Losing a loved Pet
Has to be one of the hardest things in life and not dissimilar to when you lose a loved one.
My dog Alfie is 15, we got him from the dog recue when he was a year old, my little daughter chose him, although she’s now at Uni, as far back as she can remember Alfie is there, he’s been a fantastic little dog, intelligent, affectionate and a great little guard dog, he’s a house dog and participates in all aspects of family life and even comes on holiday with us which he always loves, in January I noticed he had a small lump in his neck and his lips were very red, so off to the Vet who thought he may have problems with his teeth and had picked up an infection so I agreed he have his teeth cleaned under anaesthetic and they took a biopsy of his lump, all went well and he was back to his happy self within 24 hours, the results of the biopsy were due the next day.
Vet called to say results were back and to bring the little fella in for a post op check, sadly the results were bad, he had Leukaemia and we were told he only had 3 or 4 months to live, longer if he had chemotherapy but unlikely to be more than 6 or 7 months, it was a huge shock considering he was there wagging his tail waiting for the treat the Vet always gave him, took a few days to sink in and we decided that he would not have chemo, its bad enough in humans.

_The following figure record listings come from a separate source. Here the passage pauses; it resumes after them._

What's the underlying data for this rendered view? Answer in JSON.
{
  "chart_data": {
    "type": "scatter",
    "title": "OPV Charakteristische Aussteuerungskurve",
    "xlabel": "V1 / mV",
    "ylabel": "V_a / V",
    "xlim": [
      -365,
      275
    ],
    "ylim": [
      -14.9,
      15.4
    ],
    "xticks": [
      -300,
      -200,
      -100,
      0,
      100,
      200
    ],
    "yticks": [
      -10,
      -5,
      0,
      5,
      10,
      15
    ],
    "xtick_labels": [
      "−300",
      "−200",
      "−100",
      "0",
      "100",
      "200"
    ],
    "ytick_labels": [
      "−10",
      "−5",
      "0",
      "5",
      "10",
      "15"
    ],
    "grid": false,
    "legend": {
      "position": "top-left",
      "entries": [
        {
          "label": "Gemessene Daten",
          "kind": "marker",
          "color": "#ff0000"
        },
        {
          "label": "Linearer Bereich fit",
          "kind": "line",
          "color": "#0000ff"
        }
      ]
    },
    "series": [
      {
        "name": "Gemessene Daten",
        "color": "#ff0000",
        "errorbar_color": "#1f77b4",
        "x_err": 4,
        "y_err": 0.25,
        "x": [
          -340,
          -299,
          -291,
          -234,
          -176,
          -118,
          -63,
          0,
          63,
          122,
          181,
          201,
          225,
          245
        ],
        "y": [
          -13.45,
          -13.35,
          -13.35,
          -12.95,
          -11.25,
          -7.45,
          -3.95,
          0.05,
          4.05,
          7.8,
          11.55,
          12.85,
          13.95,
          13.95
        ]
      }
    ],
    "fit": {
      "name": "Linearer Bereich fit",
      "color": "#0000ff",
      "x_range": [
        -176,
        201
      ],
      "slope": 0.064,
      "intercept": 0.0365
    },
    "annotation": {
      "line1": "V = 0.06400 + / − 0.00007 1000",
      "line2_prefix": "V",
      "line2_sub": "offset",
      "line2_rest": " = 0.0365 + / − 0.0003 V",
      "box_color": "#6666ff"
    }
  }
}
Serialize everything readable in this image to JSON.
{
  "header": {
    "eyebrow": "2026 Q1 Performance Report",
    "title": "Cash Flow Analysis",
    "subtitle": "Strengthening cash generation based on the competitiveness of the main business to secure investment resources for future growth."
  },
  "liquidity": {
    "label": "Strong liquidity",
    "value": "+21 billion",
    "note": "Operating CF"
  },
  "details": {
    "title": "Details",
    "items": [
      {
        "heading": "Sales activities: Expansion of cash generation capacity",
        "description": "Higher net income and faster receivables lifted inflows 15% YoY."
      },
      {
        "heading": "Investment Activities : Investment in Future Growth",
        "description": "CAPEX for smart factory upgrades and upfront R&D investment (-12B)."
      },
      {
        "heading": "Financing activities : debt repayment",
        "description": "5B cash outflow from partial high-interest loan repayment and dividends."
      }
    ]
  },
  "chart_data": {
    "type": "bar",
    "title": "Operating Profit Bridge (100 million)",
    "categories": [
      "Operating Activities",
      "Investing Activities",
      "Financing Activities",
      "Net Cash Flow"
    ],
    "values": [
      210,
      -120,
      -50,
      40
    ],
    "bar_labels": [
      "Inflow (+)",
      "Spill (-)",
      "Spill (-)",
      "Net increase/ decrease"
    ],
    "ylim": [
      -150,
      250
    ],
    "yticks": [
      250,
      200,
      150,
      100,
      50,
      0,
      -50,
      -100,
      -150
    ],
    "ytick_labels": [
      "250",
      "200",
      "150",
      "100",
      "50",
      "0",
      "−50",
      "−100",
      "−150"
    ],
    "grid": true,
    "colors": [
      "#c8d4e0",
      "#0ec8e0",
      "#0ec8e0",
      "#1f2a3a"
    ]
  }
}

For the first couple of months there was little change and I even thought maybe they had made a mistake but then again the lump was getting bigger and his lips were very red, in himself he was sleeping more and more and although still happy to chase his ball and go on long walks he was very quickly tired, he was also loosing weight and very quiet, on Monday this week he really deteriated and not eating very much and not really moving off his bed, although the tail was wagging whenever we came home from work or someone comes to the house, were only days away from that final trip to the Vet as this morning he has gone down hill further, im told I will know when the time is right and it will be a relief but it truly is one of the hardest things to do, Pets and particularly dogs bring us so much joy and happiness, give there love, affection and protection unconditionally, makes me think when people say that someone behaved like an animal or like a dog, how wrong that statement is.
Anyway not sure why I wanted to start a thread on it, maybe helps me but im sure there’s many out there who can relate to what im going through and have experienced a similar thing with there pets, in time we will get another dog I expect but maybe not for a while, had dogs all my life when I was a kid but maybe the fact this fella has been the only dog makes it harder as when I grew up we always 3 or 4 as my Mum would take the older dogs from the rescue that often no one wanted and give them a home for the last few years of there lives and remember we never had a bad one, all would come out of there shell and be charging round the fields were she lives in one big happy gang in no time, when they passed on it was sad but you knew they had come off death row and with the other dogs around seemed to ease the sadness, this little fella though will leave a big hole.